National Auditor Criticises NATO for Lack of Accountability
(Source: Dutch News; published June 10, 2014)
The Dutch national auditor has criticised Nato for not having its administration in order and for not being transparent about its spending. In a letter to parliament, the national auditor says the Netherlands and other Nato member countries do not know how much money goes to the organisation each year or what happens to that money.

The administrative backlog dates back decades and matters are not helped by Nato's habit of labelling much of its expenditure 'undisclosed'.

The national auditor has been warning parliament about the situation nearly every year since 2007.

“There is no certainty about expenditure or accountability for the billions of euros provided for military and civilian aims,” the auditor says. “Nato is financed by public money and must be properly accountable for what it spends.”

It has now opened a website in English,, where it has published all the public information it has about Nato finances. (ends)

Thematic Website Shows NATO's Limited Transparency and Public Accountability for Its Expenses
(Source: Netherlands Court of Audit; issued June 10, 2014)
The North Atlantic Treaty Organization (NATO) shows limited transparency about its spending and is also hardly publicly accountable for investments and other expenses. Public information about NATO’s budgets and results is scarce because most of the information is classified. As for military spending, this makes sense.

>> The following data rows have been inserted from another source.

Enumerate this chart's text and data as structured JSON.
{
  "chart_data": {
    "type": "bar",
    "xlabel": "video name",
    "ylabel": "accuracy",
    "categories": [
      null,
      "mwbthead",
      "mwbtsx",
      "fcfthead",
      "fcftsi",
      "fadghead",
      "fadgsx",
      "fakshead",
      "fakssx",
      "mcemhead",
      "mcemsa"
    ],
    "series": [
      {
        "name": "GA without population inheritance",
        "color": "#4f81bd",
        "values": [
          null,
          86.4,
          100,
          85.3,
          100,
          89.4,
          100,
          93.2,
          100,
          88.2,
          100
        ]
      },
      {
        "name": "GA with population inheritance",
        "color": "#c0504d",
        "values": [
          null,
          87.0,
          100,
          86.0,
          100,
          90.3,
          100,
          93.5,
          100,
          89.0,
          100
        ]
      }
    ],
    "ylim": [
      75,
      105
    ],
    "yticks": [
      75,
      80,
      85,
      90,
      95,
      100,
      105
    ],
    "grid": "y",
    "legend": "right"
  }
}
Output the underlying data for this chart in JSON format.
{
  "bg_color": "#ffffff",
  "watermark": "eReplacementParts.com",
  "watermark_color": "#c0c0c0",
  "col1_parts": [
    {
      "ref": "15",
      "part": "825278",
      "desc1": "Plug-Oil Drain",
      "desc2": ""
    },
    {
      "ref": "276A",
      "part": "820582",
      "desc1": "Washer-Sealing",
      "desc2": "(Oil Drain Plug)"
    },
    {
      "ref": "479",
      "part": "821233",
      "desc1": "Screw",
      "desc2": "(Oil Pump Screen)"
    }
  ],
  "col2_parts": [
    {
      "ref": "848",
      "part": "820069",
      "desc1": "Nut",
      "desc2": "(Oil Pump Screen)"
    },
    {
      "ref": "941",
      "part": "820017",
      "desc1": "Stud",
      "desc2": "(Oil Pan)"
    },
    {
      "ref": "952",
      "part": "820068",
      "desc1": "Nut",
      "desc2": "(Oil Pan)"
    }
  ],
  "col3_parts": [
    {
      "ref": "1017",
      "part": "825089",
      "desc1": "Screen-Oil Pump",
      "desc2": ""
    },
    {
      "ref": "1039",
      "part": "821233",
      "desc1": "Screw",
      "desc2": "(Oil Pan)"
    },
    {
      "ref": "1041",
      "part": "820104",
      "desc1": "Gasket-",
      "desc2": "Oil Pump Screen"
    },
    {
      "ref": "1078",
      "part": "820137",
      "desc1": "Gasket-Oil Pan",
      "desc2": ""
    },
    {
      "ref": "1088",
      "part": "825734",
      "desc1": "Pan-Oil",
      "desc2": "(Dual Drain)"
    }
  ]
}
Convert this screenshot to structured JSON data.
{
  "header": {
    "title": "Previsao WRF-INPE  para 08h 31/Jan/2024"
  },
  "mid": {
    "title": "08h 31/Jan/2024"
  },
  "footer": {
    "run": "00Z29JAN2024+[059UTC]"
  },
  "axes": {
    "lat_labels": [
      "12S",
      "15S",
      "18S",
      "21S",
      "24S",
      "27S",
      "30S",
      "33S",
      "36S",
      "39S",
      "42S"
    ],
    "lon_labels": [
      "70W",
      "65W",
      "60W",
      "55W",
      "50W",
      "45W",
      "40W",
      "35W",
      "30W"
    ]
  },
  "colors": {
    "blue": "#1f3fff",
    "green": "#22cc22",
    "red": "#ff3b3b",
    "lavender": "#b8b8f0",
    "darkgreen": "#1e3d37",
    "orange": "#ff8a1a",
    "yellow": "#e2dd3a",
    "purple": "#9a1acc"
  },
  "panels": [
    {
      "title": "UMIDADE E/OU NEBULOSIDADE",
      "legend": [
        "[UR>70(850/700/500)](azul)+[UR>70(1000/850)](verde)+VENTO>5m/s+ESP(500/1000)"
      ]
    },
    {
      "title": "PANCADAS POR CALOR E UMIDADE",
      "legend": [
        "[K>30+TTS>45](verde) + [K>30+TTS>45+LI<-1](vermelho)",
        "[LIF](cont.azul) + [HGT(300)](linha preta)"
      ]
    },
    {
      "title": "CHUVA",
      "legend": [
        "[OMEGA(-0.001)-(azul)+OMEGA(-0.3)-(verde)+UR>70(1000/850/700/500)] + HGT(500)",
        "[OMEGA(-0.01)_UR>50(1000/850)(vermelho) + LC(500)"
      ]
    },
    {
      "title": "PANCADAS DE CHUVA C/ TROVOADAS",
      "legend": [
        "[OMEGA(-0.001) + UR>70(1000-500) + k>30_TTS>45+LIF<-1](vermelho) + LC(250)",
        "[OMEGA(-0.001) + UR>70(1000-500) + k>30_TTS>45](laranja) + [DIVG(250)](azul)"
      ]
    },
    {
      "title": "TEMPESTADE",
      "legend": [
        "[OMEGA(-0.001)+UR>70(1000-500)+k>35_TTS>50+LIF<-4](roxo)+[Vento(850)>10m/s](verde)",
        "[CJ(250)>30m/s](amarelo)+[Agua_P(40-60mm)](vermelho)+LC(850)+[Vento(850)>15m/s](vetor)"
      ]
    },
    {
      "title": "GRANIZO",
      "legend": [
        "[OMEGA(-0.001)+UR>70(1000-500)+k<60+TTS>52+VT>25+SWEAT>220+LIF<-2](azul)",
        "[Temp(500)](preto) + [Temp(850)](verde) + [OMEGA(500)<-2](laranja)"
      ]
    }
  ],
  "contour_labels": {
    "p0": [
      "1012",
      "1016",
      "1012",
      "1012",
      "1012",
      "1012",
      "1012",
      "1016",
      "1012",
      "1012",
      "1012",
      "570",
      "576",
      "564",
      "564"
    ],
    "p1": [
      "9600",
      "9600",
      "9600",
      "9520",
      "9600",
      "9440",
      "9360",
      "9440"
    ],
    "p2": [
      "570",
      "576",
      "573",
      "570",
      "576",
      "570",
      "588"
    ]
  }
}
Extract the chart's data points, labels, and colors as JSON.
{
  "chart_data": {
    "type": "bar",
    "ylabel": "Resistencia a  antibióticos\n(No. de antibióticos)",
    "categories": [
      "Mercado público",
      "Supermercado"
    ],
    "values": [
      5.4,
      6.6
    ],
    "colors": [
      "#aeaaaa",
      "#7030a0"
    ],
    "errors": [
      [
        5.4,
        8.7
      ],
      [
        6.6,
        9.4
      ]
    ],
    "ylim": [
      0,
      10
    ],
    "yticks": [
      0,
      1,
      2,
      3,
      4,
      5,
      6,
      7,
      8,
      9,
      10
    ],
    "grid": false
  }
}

However, NATO gives hardly any account to the public of its non-military expenses, such as the expenditure for the office of the Secretary General and other NATO entities. Another fact is that NATO´s financial management is not in order. There is therefore no clear answer to the question: is NATO delivering value for the taxpayers’ money?

Consequently, citizens and parliaments of member countries, including The Netherlands, are not able to monitor whether their contributions to the NATO alliance result in an efficient international organization.

These statements are issued by the Netherlands Court of Audit (NCA) on 10 June 2014 and are based on an analysis of publicly available sources of NATO and its member countries. The NCA has collected this public information on a thematic website:

The NCA considers it NATO’s responsibility to undertake action for publishing consistent accounting information. To our knowledge the Dutch government and Parliament are also in favour of this goal.

Ms Saskia J. Stuiveling, President of the NCA: “We are an advocate of transparency and accountability for all public expenditures, including those of NATO. There is a lot of overdue maintenance to be done to NATO´s financial management. With the publication of its thematic website the NCA hopes to boost the debate for improving NATO’s public accountability. This strengthens Parliament and the Government that seek to improve NATO’s public accountability. It may also contribute to a greater understanding and thus a fact based debate about the efficiency and effectiveness of NATO.”

From hundreds of investment projects, some of which date from before 1994, the accounts have not been closed. In order to tackle this issue together with other Supreme Audit Institutions (SAIs), everyone in their own country, the NCA examined the NATO Security Investment Programme’s projects (NSIP) executed and managed by the Dutch Ministry of Defence. This was part of NCA’s regularity audit 2013 of the Dutch Ministry of Defence.

The Netherlands is implementing 51 NSIP projects worth € 69 million. NCA examined how the Ministry of Defence administered these NSIP projects and found no evidence that the NSIP project portfolio showed any indication of not being in order. NCA will encourage other Supreme Audit Institutions to perform a similar investigation in their country.

The accountability information of dozens of NATO entities is fragmented. It is therefore desired that NATO publishes a consolidated financial statement and provides insight into its deliveries and investments.

Other SAIs have contributed to the information on the website by providing publicly available information on NATO in their countries. The NCA invites them to continue participating in this ongoing project.

Funding of NATO entities is partly transparent

The website NATO Transparency and Public Accountability indicates that the common funding budget in 2013 for NATO’s military, civilian and investment projects was € 2.4 billion. It is not possible, however, to retrieve further detailed information from publicly available sources about the amount member countries spent on various NATO entities and missions and for what purpose.

The United States of America are the largest contributor to NATO with € 523.9 million plus an unknown amount for funding entities and missions. For Germany the contribution is € 351.3 million plus unknown additional contributions. For Britain it is € 265.5 million plus unknown additional contributions. For France it is € 264.7 million plus unknown additional contributions. The website shows that the Netherlands contributed € 77.5 million in 2013, plus an unspecified contribution to various NATO funds and missions.

The website also presents a ranking of NATO entities. Eight of the 48 NATO entities have a high score on a list of basic transparency indicators, such as a publicly available annual budget and a publicly available financial statement.

NATO consists of 28 member countries and has a political and military task, aimed at defending the common territory, managing crises that may affect the territory, and finally increasing international security by cooperating with other organizations and countries. For this purpose, NATO is undertaking peacekeeping and stabilisation missions, for example, in Afghanistan, Somalia, Kosovo and Turkey.